You need to report all credit and debit cards as missing or stolen – as soon as possible. If your wallet was stolen, a thief will try to use the cards or sell the card information. Call the credit card companies and contact your bank. If you're a TFCU member, you can call 866-226-5225 and say "lost debt card." A member service representative will help you through this process. Take extra precaution if you keep checks in your wallet. Determine what checks were lost or stolen and stop payment on them. Otherwise, those checks could be used to commit fraud and steal funds.

3. File a police report

If you can't find your wallet after some quick searching, it's time to alert authorities. By filing a police report, you're establishing a record of the loss that may prove helpful if your information ends up in the wrong hands. Make a list of everything you think was in your wallet, including the amount of cash and number of credit cards.

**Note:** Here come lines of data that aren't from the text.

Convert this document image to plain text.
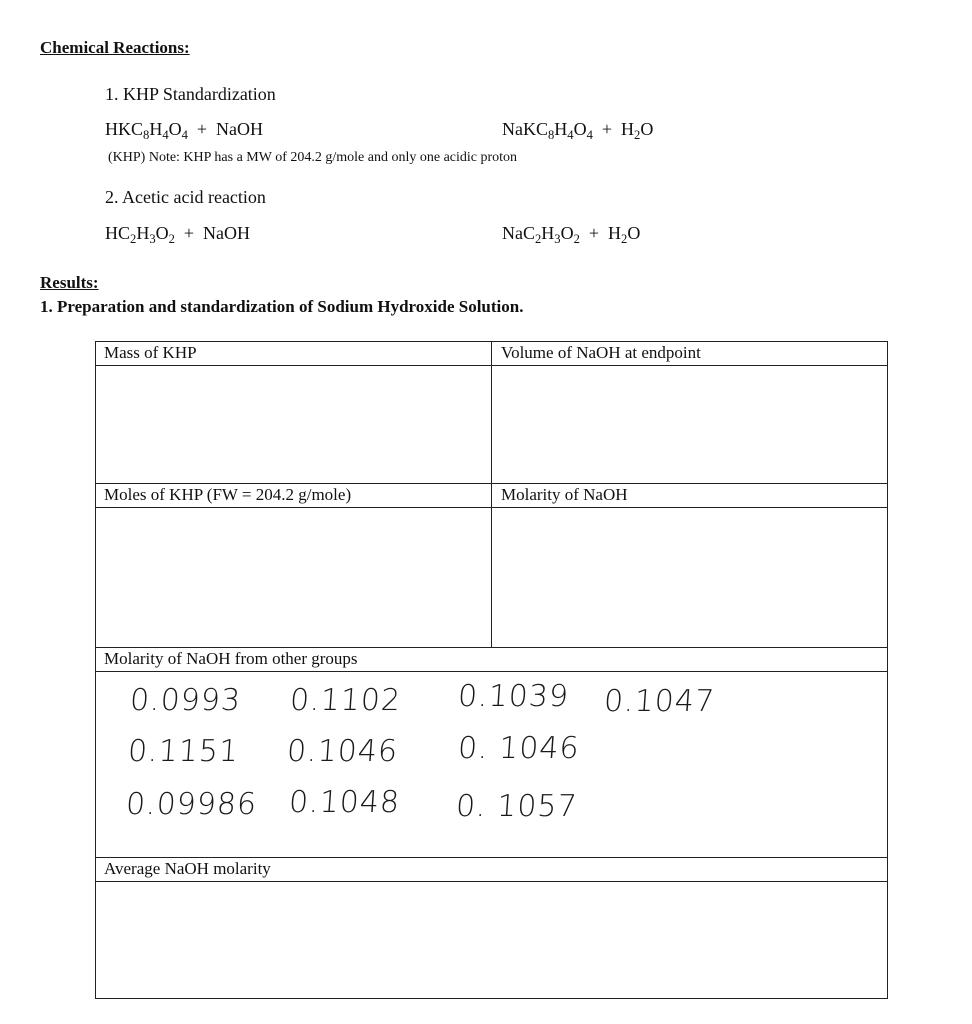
Chemical Reactions:
1. KHP Standardization
$HKC_8H_4O_4$  +  NaOH	$NaKC_8H_4O_4 + H_2O$
(KHP) Note: KHP has a MW of 204.2 g/mole and only one acidic proton
2. Acetic acid reaction
$HC_2H_3O_2$  +  NaOH	$NaC_2H_3O_2 + H_2O$
Results:
1. Preparation and standardization of Sodium Hydroxide Solution.
Mass of KHP	Volume of NaOH at endpoint
Moles of KHP (FW = 204.2 g/mole)	Molarity of NaOH
Molarity of NaOH from other groups
Average NaOH molarity
0.0993 0.1102 0.1039 0.1047
0.1151 0.1046 0. 1046
0.09986 0.1048 0. 1057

4. Apply for a credit freeze and get your free credit report

If your Social Security card was tucked inside your missing wallet, you should apply for a credit freeze. This will prevent anyone with your identification information from fraudulently opening credit cards, lines of credit or deposit accounts in your name. With your Social Security number and identification in hand, a thief could even take out a mortgage or car loan. Contact the three major reporting agencies below to request a credit freeze or fraud alert be placed on your account. The credit reporting company will also provide you a free credit report.

5. Request a new Social Security card

If your Social Security card is lost with your wallet, you can apply for a new card online for free. You'll need to supply your birth certificate and/or your passport as proof of citizenship.

6. Contact the Department of Motor Vehicles (DMV)

In the event that your identify is stolen, you'll want any and all evidence to work in your favor. Call the DMV and report that your identification has been stolen or misplaced and apply for a new one. Visiting the DMV in person will guarantee a faster re-issuance of a new license.

7. Alert your insurance companies

Along with using your credit cards to make illegal purchases, a thief can also use your insurance cards to see a doctor or get prescriptions filled. According to the Identity Theft Resource Center, medical identity theft victims pay an average of $13,500 to resolve their issues. Tell your insurance company that you need a new card immediately and prepare for a change in your policy number.

8. Don't forget about your smartphone

Many tech-savvy consumers use their smartphone to pay for purchases. While it can save time and reduce your need for a physical wallet, it makes things a little more complex in the event that you lose your phone. If you have a digital wallet stored on your smartphone, be sure to call your bank and ask for your mobile banking to be turned off.